In the case of an addicted parent, children are asked to take on a role that they may not be ready for. The child is forced to assume the caretaker’s responsibility and provide emotional and physical support to their parents. This means children will grow up independently and having to care for themselves in addition to their addicted parent. As many other family members do, children also carry guilt and somehow blame themselves for their parent’s behaviors.
The Effects on the Parents of Addicted Individuals
Regardless of the age of a parent’s child, discovering that their child has a problem with addiction can be extremely painful. Even if their child is an adult, it may cause parents to question their parenting abilities and choices that they have made in their own lives.

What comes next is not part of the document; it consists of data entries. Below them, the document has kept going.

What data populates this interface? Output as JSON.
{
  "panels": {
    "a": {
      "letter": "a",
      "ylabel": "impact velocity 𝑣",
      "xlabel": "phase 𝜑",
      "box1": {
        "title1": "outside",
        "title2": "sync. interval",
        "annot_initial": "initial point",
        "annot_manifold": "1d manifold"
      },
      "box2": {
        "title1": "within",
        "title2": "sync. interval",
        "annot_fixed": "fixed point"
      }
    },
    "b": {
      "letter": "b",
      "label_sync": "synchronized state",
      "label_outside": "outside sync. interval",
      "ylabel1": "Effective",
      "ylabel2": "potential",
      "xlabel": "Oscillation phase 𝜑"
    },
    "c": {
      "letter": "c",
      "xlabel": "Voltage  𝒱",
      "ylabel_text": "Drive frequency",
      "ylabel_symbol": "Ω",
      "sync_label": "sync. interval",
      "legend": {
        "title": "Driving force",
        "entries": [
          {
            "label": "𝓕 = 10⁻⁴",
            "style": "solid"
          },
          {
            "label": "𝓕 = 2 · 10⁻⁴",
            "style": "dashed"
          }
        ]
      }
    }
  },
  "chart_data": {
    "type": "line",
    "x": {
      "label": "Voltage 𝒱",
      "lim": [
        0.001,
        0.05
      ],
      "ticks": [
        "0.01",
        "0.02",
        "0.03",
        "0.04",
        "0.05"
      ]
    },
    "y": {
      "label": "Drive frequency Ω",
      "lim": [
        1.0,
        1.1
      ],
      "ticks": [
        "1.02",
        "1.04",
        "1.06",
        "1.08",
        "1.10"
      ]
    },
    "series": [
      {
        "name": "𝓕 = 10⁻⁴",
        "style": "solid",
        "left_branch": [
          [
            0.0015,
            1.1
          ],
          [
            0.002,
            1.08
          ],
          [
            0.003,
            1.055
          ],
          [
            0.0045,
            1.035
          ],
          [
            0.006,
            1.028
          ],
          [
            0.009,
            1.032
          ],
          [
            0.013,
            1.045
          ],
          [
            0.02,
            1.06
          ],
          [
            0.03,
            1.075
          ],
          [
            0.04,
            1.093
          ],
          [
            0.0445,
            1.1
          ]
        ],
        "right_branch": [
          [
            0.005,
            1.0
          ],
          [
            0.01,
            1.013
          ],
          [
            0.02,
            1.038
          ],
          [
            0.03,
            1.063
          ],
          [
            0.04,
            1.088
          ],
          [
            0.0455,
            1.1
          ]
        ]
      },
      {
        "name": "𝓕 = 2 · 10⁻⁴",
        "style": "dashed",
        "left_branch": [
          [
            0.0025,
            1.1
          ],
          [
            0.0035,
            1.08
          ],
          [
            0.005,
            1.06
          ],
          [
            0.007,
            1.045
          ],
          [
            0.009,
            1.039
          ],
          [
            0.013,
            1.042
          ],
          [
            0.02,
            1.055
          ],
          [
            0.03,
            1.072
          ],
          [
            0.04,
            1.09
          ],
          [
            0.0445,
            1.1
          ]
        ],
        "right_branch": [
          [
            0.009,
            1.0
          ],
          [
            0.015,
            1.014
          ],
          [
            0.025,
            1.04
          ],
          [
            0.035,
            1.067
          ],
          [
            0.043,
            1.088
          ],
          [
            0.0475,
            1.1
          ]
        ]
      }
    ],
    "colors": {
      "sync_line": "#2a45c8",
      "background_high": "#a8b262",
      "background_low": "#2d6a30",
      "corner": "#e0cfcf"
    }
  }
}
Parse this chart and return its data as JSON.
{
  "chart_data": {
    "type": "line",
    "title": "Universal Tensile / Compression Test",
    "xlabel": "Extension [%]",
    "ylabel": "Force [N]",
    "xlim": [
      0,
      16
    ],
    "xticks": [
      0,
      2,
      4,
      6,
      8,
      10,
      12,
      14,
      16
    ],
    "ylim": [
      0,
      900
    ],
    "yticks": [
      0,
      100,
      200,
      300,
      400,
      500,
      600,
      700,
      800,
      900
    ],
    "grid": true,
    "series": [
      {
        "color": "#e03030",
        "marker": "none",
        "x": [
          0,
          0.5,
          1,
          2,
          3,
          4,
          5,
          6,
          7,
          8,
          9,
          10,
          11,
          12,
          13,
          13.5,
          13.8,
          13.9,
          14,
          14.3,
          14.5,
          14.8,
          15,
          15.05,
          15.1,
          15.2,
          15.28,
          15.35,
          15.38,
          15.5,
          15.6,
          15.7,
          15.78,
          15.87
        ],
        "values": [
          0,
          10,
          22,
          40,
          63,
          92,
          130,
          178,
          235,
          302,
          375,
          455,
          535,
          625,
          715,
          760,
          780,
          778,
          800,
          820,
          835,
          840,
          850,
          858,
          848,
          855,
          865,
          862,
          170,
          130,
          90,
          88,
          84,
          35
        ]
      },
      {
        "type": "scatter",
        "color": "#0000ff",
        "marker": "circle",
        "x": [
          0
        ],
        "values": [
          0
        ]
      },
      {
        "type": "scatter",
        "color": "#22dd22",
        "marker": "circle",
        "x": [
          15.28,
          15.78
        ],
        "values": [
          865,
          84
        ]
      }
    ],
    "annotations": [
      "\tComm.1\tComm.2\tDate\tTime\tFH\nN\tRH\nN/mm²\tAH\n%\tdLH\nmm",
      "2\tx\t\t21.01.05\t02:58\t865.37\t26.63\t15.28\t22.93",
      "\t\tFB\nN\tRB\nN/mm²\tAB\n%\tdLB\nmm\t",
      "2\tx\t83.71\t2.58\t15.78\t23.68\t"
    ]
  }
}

Mothers and fathers tend to carry extra guilt when their child is struggling with addiction.
If the offspring is an adult, it can be even more difficult for parents to help them because they hold less power over them. If they have young children, parents may also hold a sense of responsibility to care for their grandchildren. According to the U.S. Census, the number of children being raised by grandparents increased from 2.4 million in 2000 to 4.9 million in 2012 with two of the primary causes being an addiction and mental health disorders.
How Addiction Disrupts the Entire Family
It’s rare that the effects of addiction are solely limited to one person. Addiction reaches far beyond the immediate family members, often disrupting entire families. The stress and strain on relationships often cause falling outs between other family members. Blame and anger are misplaced and misdirected. Family members are often left to pick up the pieces that an addicted individual leaves behind, and it causes a great amount of stress on everyone involved.
Just about every person in contact with addiction is impacted in one way or another. Whether it be struggling with their own emotions or the responsibility of others, it can be a heavy burden to bear. This is why it is so critical for family members to receive the help that they need to heal. Not only does family treatment help heal wounds, but it also increases the chances of a successful recovery for the individual struggling with addiction.